Results: RTs were comparable in elderly and young subjects (195±20ms vs. 185±9ms; p=0,2). Repeated measures analysis of variance revealed a significant interaction of time by condition (M1-M1, PMC-M1) for both young (p=0,014; Fig.1a) and elderly subjects (p=0,015; Fig.1b) explained by early interhemispheric facilitation during PMC-M1, whereas M1-M1 showed early inhibition with continuous release of inhibition towards movement onset. The significant interaction of time by group (young, elderly) yielded significance for PMC-M1 (p=0,013; Fig.2a), but not for M1-M1 (p=0,412; Fig.2b). Young subjects exhibited PMC-M1 facilitation in a very early time frame during movement preparation, whereas the elderly showed early inhibition for PMC-M1 (20% RT) and a delay of interhemispheric facilitation with its maximum after 80% of RT.

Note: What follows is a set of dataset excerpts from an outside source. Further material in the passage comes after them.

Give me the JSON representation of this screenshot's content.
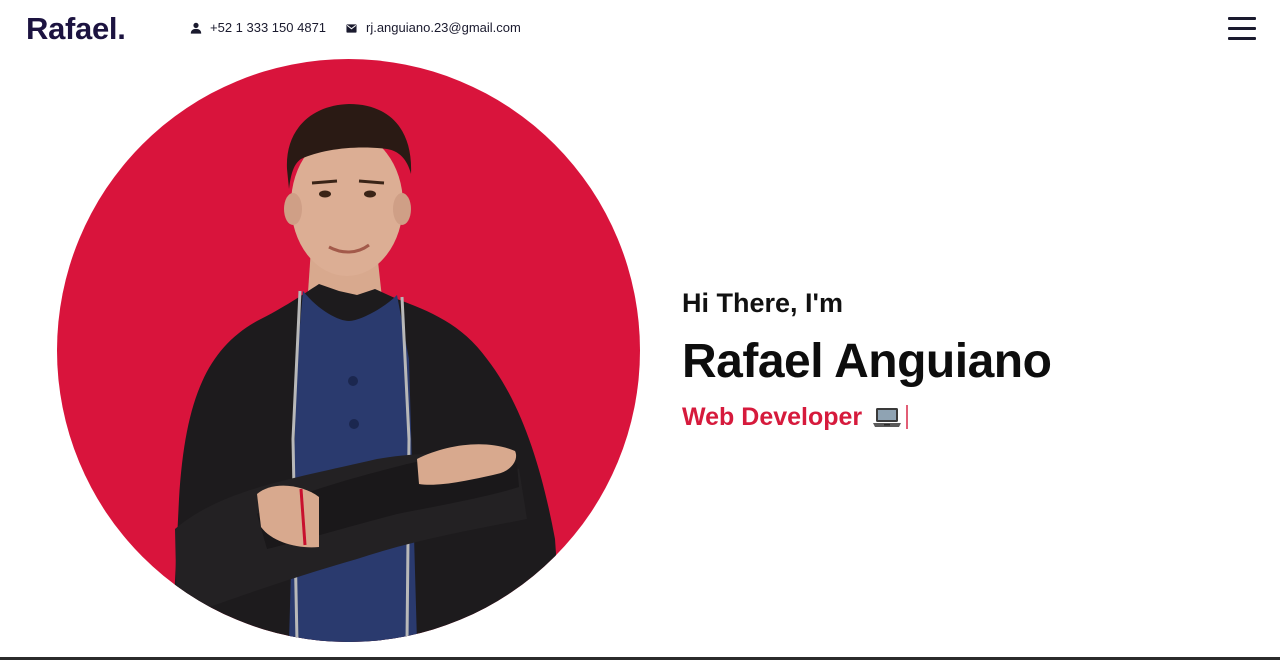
{
  "header": {
    "logo": "Rafael.",
    "phone": "+52 1 333 150 4871",
    "email": "rj.anguiano.23@gmail.com",
    "phone_icon": "person-icon",
    "email_icon": "mail-icon",
    "menu_icon": "hamburger-menu-icon"
  },
  "hero": {
    "greeting": "Hi There, I'm",
    "name": "Rafael Anguiano",
    "role": "Web Developer",
    "role_icon": "laptop-icon",
    "photo_alt": "Rafael Anguiano"
  },
  "colors": {
    "accent": "#d61a3c",
    "brand_dark": "#1c1340",
    "text": "#111111",
    "background": "#ffffff"
  }
}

Discussion: The results are in line with previous EEG, MEG, TMS and combined fMRI-TMS studies showing early ipsilateral involvement of premotor cortex in motor control of the contralateral limb. The new and central finding is that ageing appears to affect interhemispheric interaction in higher-order motor regions, such as the PMC. It is noteworthy that interhemispheric interactions between primary motor areas did not differ between age groups. It can be speculated that in the motor system higher-order regions are more and earlier involved in ageing processes than primary areas as demonstrated in other cognitive domains.